Should a game be part of the system though? Should osu! have to wait 10years for Debian to update it? No, that's why these agnostic formats were created, one source, updated regardless of system, works everywhere. Although... AppImage doesn't provide that which is really a bummer.

Supplying shared object program libraries with the program should also not be a responsibility of the program package and should delegated to the system package manager.

In the case of AppImage, it is osu!'s responsability to update them but in the case of Flatpak or Snap, most libraries are provided by their respective runtime which means osu! developers don't have to care about them.

@lionirdeadman I understand the relative advantages and disadvantages that both approaches have. I was just stating my preference for the record for how I think osu!lazer should be packaged for Linux systems. I don't expect anyone to change their mind based on my comments.

Should a game be part of the system though? Should osu! have to wait 10years for Debian to update it? No, that's why these agnostic formats were created, one source, updated regardless of system, works everywhere. Although... AppImage doesn't provide that which is really a bummer.

AppImage is a self-mounting disk image that executes whatever the developer has put inside it. It can't magically fix the issues the "Linux desktop" is suffering from (fragmentation, lack of clear long-term compatibility guarantees).

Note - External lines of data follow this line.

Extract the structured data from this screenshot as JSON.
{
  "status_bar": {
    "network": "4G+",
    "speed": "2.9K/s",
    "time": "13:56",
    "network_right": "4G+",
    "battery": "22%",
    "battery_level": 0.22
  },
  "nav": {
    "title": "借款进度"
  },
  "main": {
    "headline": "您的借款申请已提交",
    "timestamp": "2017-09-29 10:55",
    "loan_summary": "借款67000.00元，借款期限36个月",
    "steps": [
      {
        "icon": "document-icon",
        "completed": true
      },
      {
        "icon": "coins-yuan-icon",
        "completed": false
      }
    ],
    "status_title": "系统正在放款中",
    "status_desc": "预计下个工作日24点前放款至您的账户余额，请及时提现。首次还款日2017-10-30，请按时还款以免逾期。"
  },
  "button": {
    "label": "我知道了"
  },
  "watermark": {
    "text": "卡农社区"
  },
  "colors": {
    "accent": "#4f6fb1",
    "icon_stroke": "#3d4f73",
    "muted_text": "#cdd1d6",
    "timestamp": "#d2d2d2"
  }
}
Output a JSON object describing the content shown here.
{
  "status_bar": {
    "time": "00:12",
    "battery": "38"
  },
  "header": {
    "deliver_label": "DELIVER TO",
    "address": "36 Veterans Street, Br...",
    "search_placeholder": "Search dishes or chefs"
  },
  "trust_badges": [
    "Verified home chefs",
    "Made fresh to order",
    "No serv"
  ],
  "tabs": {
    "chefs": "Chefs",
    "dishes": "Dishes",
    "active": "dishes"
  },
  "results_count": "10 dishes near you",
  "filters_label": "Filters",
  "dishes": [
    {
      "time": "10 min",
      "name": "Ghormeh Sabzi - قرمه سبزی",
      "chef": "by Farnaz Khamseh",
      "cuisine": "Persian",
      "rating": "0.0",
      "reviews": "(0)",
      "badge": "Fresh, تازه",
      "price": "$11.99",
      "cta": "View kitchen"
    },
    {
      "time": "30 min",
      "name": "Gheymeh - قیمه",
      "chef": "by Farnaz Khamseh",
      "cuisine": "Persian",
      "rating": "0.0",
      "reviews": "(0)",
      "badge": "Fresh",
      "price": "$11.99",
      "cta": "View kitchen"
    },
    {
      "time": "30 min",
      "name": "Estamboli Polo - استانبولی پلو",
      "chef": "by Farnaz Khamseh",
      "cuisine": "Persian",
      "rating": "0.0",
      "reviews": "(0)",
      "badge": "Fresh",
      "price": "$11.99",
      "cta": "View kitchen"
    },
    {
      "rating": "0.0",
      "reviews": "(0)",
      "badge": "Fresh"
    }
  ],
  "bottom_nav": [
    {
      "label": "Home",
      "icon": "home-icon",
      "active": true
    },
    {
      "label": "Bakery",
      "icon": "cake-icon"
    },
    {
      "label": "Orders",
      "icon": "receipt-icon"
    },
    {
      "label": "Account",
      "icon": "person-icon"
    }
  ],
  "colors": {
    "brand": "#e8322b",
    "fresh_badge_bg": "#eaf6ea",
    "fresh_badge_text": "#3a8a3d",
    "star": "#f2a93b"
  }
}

A well-built AppImage can run on all current mainstream distributions; if that is not sufficient one would have to bundle everything (down to glibc and ld-linux) as a private copy and use nothing (besides the kernel and Xorg) from the system. Can be done with AppImage, too - although it's generally not recommended since it may be perceived as "bloated".

I want to disagree with some of the contradictions here, while I agree library management should not be our problem, a game should NEVER be part of the system. Take a look at Steam's game handling for example. The only time you want it to be part of anything of the system if its from a package manager, or its just an updater for the game (which makes more sense). I also want to disagree using .tar.gz as a de facto method since that's not VERSIONED properly by the package manager because it was never part of the database to update the thing.

It can't magically fix the issues the "Linux desktop" is suffering from (fragmentation, lack of clear long-term compatibility guarantees).

I think trying to make the free desktop non-breaking is a respectable goal but I believe that trying to make the free desktop standardized in the ways needed for platform agnosticism would be near impossible or restrict distributions to do what they want because of other people's decisions unless they want to forfeit applications being usable on their desktop which would simply be horrible. It would no longer give the freedoms that it once gave.

A well-built AppImage can run on all current mainstream distributions; if that is not sufficient one would have to bundle everything (down to glibc and ld-linux) as a private copy and use nothing (besides the kernel and Xorg) from the system. Can be done with AppImage, too - although it's generally not recommended since it may be perceived as "bloated".

And that's exactly why I think it's the wrong way of doing things.

If I truly want AppImage to be available for everything like it wants to be, I need to bundle the whole desktop basically which is just... a terrible idea on the storage-side for one since there is no deduplication of any kind between AppImages and even more so on the security-side, I really don't want to leave a whole desktop stack in the hands of application developers no matter how good they are, it's just much harder that way and will result in problems.